En mi búsqueda personal, he aprendido que la ética es tan fundamental como la ciencia misma. Que no podemos hablar de neurociencia sin ética, pero cuando voy a los congresos veo que la ética esta ausente, tampoco veo los decálogos éticos de practicasen los laboratorios, y cuando leo muchos de los estudios científicos, observo sus sesgos y puedo leer quien los financio claramente. Es fundamental recordar que la neurociencia no solo debe buscar medir el cerebro, sino también entender la experiencia humana, que es vastísima. La inclusión de diversas perspectivas culturales, el reconocimiento de la diversidad humana y la integración de la ética en la práctica científica son esenciales para que la neurociencia sea una herramienta de transformación positiva, no de control o manipulación.

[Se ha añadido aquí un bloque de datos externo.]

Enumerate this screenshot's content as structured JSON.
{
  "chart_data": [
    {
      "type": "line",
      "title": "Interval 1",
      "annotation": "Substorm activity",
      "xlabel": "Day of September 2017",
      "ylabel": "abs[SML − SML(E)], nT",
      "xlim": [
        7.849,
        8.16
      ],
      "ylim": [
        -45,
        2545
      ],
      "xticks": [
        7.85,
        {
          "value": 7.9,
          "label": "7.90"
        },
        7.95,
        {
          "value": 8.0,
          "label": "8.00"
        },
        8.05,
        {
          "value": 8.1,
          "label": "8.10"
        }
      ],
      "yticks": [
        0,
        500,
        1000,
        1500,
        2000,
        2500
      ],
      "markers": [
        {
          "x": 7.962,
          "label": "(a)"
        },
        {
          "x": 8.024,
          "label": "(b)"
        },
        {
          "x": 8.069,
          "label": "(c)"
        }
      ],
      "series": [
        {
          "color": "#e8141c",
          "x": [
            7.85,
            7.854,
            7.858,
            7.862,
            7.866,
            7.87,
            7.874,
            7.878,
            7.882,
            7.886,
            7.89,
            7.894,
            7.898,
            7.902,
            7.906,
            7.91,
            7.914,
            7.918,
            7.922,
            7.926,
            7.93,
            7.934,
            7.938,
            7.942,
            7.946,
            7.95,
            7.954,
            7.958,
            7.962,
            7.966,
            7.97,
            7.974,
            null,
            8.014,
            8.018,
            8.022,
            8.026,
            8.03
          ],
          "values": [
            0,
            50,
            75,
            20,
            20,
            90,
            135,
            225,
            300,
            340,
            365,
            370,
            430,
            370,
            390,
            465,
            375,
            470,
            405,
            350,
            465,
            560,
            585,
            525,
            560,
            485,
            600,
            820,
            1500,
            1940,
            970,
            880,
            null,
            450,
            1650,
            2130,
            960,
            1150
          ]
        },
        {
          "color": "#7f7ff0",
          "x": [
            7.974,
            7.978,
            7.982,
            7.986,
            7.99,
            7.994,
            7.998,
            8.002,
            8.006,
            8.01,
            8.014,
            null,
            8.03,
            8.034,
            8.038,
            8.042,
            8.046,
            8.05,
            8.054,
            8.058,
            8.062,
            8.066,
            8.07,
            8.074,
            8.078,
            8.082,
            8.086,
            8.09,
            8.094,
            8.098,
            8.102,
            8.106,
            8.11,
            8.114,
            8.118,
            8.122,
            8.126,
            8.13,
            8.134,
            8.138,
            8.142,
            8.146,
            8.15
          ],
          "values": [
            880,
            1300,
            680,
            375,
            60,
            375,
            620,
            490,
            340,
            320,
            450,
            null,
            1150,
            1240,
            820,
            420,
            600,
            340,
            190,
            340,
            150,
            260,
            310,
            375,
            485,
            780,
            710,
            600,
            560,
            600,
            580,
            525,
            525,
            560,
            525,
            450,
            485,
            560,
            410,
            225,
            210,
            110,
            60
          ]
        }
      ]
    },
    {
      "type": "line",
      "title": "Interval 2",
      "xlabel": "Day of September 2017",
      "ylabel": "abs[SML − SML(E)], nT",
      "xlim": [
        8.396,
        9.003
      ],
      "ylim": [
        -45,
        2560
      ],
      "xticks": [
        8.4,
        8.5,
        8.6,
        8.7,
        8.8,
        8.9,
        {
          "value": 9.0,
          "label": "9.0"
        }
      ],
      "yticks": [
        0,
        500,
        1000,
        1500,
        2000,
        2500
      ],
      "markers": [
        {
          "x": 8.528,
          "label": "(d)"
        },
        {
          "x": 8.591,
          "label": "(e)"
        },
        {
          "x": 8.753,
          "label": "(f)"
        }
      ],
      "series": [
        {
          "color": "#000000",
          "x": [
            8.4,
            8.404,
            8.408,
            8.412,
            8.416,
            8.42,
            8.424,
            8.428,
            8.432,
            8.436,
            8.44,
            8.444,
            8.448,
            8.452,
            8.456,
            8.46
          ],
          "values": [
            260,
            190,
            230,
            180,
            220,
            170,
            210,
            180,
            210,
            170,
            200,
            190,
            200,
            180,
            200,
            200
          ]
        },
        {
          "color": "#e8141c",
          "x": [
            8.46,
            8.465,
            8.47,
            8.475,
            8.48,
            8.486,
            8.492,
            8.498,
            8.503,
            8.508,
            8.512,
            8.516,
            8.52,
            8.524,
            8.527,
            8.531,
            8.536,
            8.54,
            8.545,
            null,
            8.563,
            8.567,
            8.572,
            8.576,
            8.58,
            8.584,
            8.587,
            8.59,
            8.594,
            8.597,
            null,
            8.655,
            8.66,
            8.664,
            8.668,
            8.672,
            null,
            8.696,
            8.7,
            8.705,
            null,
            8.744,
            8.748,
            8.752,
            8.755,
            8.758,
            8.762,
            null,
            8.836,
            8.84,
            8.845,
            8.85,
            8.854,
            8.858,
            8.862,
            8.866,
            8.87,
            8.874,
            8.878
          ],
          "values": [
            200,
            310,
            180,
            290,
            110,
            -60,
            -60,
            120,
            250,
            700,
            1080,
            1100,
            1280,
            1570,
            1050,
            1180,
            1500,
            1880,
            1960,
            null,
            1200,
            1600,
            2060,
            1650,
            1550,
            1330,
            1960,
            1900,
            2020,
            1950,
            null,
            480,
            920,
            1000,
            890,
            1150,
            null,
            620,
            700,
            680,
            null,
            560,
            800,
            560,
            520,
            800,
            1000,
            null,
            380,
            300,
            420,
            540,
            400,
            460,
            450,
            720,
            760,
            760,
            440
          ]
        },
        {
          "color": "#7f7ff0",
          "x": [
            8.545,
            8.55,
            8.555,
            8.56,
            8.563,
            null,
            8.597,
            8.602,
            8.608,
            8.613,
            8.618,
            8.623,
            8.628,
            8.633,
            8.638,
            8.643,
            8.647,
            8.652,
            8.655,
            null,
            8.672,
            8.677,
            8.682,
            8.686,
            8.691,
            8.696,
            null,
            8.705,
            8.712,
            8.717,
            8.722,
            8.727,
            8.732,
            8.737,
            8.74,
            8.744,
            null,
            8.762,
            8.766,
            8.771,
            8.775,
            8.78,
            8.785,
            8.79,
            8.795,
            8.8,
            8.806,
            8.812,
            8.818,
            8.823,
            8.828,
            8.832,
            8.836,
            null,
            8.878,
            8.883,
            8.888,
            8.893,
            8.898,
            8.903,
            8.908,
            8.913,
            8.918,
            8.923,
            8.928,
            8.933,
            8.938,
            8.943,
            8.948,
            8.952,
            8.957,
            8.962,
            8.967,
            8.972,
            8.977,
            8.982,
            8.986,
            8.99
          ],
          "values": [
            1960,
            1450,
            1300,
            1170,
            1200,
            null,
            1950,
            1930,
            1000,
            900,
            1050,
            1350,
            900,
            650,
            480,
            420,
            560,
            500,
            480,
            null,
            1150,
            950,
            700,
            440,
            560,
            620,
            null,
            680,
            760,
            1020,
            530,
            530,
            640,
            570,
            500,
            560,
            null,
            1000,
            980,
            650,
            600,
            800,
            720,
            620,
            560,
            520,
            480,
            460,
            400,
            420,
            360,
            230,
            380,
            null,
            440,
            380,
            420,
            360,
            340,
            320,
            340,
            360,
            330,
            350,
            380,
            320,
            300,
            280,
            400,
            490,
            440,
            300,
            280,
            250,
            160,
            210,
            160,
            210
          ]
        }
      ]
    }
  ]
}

Mi experiencia personal, que comenzó con la búsqueda de respuestas sobre el mal, me ha llevado a comprender que la neurociencia, como cualquier otra disciplina, debe estar guiada por un compromiso con la verdad, la justicia social y el bien común. No podemos permitirnos que la ciencia se convierta en un instrumento que excluye, discrimina o perpetúa las desigualdades. Como Immanuel Kant (1781) sugirió en su “Crítica de la Razón Pura”, todo conocimiento debe basarse en principios que respeten la dignidad humana.
Quiero finalizar con una lección que siempre llevo conmigo. Tuve el honor de conocer a Rita Levi-Montalcini pocos meses antes de fallecer, y siempre recordaré su consejo más valioso: “Para hacer ciencia, solo necesitas observar la realidad. No necesitas un laboratorio.” Este consejo, de una de las científicas más brillantes de la historia, me ha guiado a lo largo de mi camino. La verdadera ciencia no depende de herramientas o laboratorios sofisticados, sino de la capacidad de observar, entender y respetar la realidad humana en toda su complejidad. Gracias Maestra, te sigo.